Woman's Journal refused to carry advertisements for tobacco, liquor, or drugs.

In 1910, Woman's Journal absorbed Progress, the official organ of the National American Woman Suffrage Association (NAWSA). Until 1912, it served in that capacity, at which point it was renamed Woman's Journal and Suffrage News. By 1915, circulation had reached 27,634, up from 2,328 in 1909.

The Woman Citizen

The Woman Citizen, December 4, 1920
The Woman Citizen, December 4, 1920

In 1917, Woman's Journal was purchased by Carrie Chapman Catt's Leslie Woman Suffrage Commission for $50,000,[2] and merged with The Woman Voter, the official journal of the Woman Suffrage Party of New York City, and NAWSA's National Suffrage News to become known as The Woman Citizen. It served as NAWSA's official organ until 1920,[3] when NAWSA was reformed as the League of Women Voters, and the Nineteenth Amendment to the United States Constitution was passed granting women the right to vote.

The editor-in-chief of The Woman Citizen was Rose Emmet Young; Alice Stone Blackwell was a contributing editor. Every U.S. Congress member was given a free subscription to the journal. It covered issues such as child labor in addition to women's suffrage. After women won the right to vote, the journal's focus shifted to political education for women.[4] One of the aims of the League of Women Voters was to demonstrate its continued political power, now in the form of large numbers of newly enfranchised voters, and to soften its image in the eyes of women who were wary of radical politics. To that end, the journal courted middle-class female readers. It editorialized in support of the Maternity and Infancy Act of 1921, which was the first major legislation to be passed after the full enfranchisement of women. Readers were urged to support the Act by writing to their representatives and talking to their neighbors about it; one article included step-by-step instructions for finding out the names and addresses of their legislators.[5]

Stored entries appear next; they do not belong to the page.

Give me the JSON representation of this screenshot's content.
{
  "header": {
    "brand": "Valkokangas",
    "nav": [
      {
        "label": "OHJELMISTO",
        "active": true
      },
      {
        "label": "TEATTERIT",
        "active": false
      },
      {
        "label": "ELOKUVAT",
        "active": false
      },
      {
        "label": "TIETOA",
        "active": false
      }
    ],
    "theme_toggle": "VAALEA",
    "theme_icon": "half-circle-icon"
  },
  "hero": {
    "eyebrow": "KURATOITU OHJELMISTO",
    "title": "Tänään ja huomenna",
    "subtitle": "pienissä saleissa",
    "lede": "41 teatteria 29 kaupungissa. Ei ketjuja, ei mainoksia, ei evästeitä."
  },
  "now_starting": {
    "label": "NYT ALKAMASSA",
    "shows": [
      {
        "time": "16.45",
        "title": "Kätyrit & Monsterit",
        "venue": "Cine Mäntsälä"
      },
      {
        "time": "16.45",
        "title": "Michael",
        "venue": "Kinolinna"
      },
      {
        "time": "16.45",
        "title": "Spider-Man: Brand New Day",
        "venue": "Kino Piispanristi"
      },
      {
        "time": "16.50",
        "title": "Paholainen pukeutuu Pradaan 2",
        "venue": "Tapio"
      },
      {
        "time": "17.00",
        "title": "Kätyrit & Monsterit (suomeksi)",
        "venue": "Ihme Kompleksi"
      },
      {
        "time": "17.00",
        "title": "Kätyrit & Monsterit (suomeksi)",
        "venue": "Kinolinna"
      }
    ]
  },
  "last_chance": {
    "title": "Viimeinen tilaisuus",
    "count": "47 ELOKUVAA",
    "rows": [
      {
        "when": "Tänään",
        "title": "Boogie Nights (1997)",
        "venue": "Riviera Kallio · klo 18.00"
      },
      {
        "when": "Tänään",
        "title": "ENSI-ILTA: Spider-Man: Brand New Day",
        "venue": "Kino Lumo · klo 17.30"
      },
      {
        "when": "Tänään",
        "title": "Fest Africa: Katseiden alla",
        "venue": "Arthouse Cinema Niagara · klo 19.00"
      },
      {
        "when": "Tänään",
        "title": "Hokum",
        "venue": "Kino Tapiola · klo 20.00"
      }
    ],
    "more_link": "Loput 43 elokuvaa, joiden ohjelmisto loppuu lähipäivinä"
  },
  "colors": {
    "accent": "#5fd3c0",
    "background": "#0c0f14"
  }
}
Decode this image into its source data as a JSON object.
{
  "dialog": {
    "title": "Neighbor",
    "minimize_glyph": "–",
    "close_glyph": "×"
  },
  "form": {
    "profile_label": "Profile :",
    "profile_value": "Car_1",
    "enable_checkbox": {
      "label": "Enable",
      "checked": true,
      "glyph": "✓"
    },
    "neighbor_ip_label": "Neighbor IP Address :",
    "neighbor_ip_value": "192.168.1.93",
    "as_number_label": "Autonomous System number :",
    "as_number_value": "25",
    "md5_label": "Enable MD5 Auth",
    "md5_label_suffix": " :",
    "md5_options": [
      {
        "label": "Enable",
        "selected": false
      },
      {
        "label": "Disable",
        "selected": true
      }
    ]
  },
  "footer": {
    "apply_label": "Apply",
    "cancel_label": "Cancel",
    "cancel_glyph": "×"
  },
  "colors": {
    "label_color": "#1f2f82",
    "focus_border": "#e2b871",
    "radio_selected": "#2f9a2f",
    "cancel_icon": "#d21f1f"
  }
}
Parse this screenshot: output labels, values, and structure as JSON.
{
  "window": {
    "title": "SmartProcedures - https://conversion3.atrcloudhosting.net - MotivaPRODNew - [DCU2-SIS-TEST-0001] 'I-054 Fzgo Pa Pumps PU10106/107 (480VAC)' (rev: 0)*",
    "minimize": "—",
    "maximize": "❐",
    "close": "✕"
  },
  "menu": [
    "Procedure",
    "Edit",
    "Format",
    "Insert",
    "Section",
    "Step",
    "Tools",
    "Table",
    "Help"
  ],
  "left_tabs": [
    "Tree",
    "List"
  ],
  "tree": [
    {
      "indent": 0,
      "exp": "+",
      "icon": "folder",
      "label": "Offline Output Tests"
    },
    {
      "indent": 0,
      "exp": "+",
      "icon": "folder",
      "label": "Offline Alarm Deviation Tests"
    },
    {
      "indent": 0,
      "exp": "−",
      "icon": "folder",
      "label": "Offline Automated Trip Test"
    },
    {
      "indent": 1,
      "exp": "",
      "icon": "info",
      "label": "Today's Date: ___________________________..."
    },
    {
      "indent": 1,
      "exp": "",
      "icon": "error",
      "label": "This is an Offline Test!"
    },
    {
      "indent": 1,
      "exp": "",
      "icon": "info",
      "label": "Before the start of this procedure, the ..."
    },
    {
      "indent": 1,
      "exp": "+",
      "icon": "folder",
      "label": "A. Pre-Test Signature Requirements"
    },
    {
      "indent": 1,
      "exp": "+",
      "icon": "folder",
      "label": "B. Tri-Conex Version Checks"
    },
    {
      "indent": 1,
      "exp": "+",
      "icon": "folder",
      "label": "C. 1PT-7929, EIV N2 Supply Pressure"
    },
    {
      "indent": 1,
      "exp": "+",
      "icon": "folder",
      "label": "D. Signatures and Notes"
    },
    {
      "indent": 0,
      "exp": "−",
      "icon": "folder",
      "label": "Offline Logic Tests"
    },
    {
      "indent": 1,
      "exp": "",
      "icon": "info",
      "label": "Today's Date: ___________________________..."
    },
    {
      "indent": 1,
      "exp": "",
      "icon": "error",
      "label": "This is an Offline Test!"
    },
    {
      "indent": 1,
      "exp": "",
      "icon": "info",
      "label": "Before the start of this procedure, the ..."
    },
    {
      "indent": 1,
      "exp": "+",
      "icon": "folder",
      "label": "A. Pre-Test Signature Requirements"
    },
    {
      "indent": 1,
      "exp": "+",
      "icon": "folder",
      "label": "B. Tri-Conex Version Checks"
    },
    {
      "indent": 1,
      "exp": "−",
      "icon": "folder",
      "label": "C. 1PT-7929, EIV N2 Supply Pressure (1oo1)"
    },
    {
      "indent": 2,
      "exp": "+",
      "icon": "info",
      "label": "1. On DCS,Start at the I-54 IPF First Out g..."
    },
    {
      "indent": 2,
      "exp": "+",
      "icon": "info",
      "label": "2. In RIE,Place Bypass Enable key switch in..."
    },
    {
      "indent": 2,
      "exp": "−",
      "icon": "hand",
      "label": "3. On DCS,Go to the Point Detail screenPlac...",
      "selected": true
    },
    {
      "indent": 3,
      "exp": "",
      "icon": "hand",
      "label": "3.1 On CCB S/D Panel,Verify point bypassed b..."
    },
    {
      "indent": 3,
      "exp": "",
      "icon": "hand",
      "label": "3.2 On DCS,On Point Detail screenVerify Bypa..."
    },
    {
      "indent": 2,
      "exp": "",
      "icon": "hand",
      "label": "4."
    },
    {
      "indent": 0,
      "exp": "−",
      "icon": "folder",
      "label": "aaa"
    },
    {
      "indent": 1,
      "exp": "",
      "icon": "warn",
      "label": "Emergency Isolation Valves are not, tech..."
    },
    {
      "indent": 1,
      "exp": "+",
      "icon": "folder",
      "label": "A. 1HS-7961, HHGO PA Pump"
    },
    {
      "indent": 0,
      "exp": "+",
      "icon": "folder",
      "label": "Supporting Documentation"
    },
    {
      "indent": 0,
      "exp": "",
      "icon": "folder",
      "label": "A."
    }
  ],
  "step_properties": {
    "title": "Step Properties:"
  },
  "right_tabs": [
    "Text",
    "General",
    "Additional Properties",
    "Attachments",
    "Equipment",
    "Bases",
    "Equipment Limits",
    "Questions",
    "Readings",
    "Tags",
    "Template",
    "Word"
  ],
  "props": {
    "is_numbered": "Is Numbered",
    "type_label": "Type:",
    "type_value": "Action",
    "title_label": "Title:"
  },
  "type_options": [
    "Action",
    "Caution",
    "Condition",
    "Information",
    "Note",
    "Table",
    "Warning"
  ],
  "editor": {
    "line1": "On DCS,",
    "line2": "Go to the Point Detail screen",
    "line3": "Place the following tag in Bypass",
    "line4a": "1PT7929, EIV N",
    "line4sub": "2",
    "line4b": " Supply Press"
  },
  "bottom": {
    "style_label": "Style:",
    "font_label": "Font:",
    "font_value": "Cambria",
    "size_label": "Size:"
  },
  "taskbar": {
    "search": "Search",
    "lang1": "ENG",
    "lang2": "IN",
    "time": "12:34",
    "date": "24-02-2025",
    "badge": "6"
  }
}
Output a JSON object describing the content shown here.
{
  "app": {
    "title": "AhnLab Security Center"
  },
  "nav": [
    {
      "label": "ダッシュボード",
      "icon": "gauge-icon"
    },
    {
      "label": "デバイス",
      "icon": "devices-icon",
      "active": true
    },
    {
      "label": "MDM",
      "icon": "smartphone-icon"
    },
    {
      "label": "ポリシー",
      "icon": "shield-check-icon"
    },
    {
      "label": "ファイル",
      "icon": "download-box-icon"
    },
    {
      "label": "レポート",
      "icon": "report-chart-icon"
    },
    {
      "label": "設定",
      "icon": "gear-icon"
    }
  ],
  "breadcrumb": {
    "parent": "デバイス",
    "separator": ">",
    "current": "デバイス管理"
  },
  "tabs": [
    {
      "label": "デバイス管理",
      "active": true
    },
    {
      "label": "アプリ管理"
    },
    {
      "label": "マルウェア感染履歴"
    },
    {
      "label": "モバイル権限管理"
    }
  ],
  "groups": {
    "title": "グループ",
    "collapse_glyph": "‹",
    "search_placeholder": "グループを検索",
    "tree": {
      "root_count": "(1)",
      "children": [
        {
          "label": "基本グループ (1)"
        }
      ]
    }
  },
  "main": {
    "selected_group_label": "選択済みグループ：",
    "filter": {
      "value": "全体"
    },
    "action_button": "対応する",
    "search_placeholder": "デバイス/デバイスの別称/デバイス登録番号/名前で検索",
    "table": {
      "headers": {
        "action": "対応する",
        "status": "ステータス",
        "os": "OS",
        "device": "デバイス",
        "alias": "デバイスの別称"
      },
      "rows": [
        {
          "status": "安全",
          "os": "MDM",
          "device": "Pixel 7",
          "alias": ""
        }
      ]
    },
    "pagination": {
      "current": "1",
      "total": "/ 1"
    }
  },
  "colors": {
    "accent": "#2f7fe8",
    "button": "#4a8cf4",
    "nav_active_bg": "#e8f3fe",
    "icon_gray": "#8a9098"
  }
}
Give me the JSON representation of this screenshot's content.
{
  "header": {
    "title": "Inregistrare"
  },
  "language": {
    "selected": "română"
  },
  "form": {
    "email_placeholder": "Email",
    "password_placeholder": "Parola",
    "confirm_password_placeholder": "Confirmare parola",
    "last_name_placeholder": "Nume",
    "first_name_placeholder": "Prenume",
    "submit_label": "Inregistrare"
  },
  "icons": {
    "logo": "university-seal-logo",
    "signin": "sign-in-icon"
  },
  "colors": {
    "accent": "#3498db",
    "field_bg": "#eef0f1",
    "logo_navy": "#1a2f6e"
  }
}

Publication of Woman Citizen slowed from weekly, to bi-weekly, to monthly. In 1927, it was renamed The Woman's Journal. It ceased publication in June 1931.

See also


  1. ^ Boston Almanac & Business Directory. 1887
  2. ^ The record of the Leslie woman suffrage commission, inc., 1917-1929, by Rose Young.
  3. ^ Library of Congress. American Memory: Votes for Women. One Hundred Years toward Suffrage: An Overview, compiled by E. Susan Barber with additions by Barbara Orbach Natanson. Retrieved on 19 May 2010.
  4. ^ "The Woman Citizen". Encyclopædia Britannica. Retrieved 17 March 2016.
  5. ^ Pierce, Jennifer Burek (2008). "Science, Advocacy, and 'The Sacred and Intimate Things of Life': Representing Motherhood as a Progressive Era Cause in Women's Magazines". American Periodicals. 18 (1): 69–95. JSTOR 41219787.